Huh. There's a lot in this short passage to unpack, but focus for now just on Greenwald's contemplation of the possibility that killing the USA Freedom Act might be a "good" thing and his dismissal of the metadata program as merely a "small sliver" of NSA mass surveillance. He even goes so far as to dismiss the end of bulk collection of phone records under Section 215 as no more than "mildly positive." I don't recall his reaction to the underlying program, at the time he revealed it, as only that bulk telephony metadata collection was mildly negative. I recall a slightly more breathless, outraged response. So what then are we to make of his now-casual dismissal of a bill to curtail the program---much less the entire reform mechanism, which is to say legislation, that would enable that curtailing? How can bulk metadata collection be an intolerable outrage and ending the 215 program be merely "mildly positive" or even a net negative?

One possibility is that Greenwald doesn't know how to take yes for an answer. He is outraged by bulk metadata collection. Congress contemplates ending bulk metadata collection. So it suddenly fades in his mind in importance relative to outrages Congress is not addressing.

Another possibility is that Greenwald does not quite know what he wants reform-wise. He spends a great deal more time, in general, criticizing than he does proposing. You can pore over all of his voluminous writing all day without ever getting a clear sense of what he actually favors, though you get a very clear sense of the many things he vociferously opposes. You also don't get much of a sense of how he prioritizes, or if he prioritizes, his opposition. His amps, as they say in Spinal Tap, go to 11---and they're always there. I have no sense of what constitutes his minimum threshold for a valuable reform, save that in this post anyway, he regards the original USA Freedom Act as "a good bill: real reform" and that he regards the bill the Senate killed yesterday as a perhaps worse than legislative inaction.
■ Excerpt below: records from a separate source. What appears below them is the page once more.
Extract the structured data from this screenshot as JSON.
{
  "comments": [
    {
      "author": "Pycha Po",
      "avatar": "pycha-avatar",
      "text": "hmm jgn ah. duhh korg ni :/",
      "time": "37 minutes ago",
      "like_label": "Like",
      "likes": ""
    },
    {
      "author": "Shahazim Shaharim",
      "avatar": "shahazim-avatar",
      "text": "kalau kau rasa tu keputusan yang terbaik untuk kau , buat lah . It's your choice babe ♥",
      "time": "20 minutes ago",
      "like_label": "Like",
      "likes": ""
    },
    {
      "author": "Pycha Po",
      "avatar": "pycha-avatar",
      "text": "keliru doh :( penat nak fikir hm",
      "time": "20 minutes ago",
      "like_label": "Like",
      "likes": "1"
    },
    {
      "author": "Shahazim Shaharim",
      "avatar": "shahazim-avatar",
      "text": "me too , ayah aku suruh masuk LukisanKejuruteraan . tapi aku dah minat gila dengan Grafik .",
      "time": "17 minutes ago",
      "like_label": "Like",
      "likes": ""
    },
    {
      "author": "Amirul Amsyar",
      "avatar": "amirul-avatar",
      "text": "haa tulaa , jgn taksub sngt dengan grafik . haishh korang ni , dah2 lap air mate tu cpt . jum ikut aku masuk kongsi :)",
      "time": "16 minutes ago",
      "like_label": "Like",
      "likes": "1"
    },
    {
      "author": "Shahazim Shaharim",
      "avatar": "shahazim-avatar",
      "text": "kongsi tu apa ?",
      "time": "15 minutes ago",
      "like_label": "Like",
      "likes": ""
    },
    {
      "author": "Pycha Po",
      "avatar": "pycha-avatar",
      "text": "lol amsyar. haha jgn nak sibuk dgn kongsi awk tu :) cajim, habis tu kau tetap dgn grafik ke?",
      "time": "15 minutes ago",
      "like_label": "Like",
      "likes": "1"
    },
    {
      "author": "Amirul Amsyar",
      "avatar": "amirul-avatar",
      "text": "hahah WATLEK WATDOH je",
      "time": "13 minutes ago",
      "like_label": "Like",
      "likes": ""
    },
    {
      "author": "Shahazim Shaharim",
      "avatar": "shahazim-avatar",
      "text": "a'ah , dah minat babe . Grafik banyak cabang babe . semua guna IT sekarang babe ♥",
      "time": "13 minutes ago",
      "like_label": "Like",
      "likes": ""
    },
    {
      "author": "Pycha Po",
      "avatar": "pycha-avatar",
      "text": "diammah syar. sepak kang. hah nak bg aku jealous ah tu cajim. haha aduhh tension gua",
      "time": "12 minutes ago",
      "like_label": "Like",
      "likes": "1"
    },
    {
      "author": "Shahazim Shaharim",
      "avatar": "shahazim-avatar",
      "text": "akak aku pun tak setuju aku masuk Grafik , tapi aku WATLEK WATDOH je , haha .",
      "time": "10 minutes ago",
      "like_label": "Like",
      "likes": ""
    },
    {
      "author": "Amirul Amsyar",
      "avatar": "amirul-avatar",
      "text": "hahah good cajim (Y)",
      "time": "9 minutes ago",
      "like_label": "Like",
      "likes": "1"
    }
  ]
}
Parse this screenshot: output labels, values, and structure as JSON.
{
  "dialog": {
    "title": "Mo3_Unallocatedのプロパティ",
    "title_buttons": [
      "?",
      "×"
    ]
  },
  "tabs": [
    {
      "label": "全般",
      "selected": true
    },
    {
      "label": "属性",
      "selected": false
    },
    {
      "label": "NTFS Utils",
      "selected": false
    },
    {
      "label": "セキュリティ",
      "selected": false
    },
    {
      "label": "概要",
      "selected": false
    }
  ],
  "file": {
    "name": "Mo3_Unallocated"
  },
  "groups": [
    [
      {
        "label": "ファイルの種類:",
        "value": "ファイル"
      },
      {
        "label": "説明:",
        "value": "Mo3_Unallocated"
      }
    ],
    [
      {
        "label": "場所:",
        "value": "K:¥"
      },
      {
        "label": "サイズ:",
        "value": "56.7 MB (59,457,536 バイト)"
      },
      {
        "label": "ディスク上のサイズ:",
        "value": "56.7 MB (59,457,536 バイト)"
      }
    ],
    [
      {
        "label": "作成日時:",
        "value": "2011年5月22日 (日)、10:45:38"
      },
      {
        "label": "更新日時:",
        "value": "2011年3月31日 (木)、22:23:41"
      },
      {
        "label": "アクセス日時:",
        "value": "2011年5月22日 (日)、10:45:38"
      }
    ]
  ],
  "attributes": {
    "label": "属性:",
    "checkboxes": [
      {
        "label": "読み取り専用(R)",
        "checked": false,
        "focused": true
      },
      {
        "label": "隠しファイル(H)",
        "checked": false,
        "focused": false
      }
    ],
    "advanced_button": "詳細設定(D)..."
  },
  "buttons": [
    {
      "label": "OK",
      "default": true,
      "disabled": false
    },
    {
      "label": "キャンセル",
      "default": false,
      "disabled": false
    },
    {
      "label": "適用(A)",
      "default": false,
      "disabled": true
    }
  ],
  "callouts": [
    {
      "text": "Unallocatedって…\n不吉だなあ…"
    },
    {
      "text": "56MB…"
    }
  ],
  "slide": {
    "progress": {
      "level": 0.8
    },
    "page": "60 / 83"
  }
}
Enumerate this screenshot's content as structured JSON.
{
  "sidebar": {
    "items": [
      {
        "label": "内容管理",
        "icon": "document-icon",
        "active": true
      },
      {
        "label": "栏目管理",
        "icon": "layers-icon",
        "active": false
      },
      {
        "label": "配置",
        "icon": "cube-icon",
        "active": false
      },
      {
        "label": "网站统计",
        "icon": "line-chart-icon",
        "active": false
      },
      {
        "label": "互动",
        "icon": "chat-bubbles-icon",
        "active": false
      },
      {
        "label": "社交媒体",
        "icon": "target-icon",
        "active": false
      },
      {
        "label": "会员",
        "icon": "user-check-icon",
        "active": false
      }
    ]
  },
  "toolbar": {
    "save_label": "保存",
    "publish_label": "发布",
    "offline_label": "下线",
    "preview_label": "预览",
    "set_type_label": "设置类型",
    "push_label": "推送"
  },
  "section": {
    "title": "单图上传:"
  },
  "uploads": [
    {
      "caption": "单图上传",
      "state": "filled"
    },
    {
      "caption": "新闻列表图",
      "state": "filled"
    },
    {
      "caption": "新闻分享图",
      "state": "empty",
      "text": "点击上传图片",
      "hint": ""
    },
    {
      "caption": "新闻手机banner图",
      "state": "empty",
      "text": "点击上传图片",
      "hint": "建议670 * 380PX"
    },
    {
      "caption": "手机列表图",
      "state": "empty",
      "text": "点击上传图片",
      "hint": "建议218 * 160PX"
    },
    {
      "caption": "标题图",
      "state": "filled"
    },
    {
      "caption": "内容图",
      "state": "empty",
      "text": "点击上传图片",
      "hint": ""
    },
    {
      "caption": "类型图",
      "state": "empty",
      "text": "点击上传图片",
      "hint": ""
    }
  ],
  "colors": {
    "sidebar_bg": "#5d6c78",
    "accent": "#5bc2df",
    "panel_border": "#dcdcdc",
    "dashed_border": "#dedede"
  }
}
Moreover, if you line up all of the legal principles about which Greenwald feels strongly, it becomes hard to imagine a surveillance reform bill that would satisfy him that does not utterly neuter U.S. intelligence authorities. To name but a few, Greenwald:

  • regards current judicial review mechanisms as hopelessly inadequate;
  • believes that surveillance should take place only on highly particularized suspicion;
  • sometimes implies, though never quite states, that electronic surveillance of U.S. persons should always require a warrant; and
  • also repeatedly suggests that the U.S. owes the same consideration to the privacy rights of foreigners abroad as it does to its own citizens.
When you put it all together, it's hard to imagine any legislature in this country passing anything that would remotely satisfy his standards. So perhaps he's right to dismiss Congress as a viable actor for reform. His own views are so extreme that there is, in fact, no prospect of legislative change that would satisfy the principles he has embraced. But what about for the rest of us---those who have an even-slightly less dire view of the world than does Greenwald? The bill the Senate killed yesterday had both positive and negative elements, in my view. And Congress has to act before May of next year if the Section 215 authority is not to expire. It also has to act if we are to inject some measure of adversarial process into FISA Court proceedings and if we are to codify more robust regular reporting of wiretapping data, both from companies and from the government. So we'll start over in January and we'll work on a deadline with a very different Congress. The result will likely be legislation of some sort, but it will ironically be legislation for which Greenwald has even greater contempt than he does for the bill Congress buried yesterday.

Benjamin Wittes is editor in chief of Lawfare and a Senior Fellow in Governance Studies at the Brookings Institution. He is the author of several books.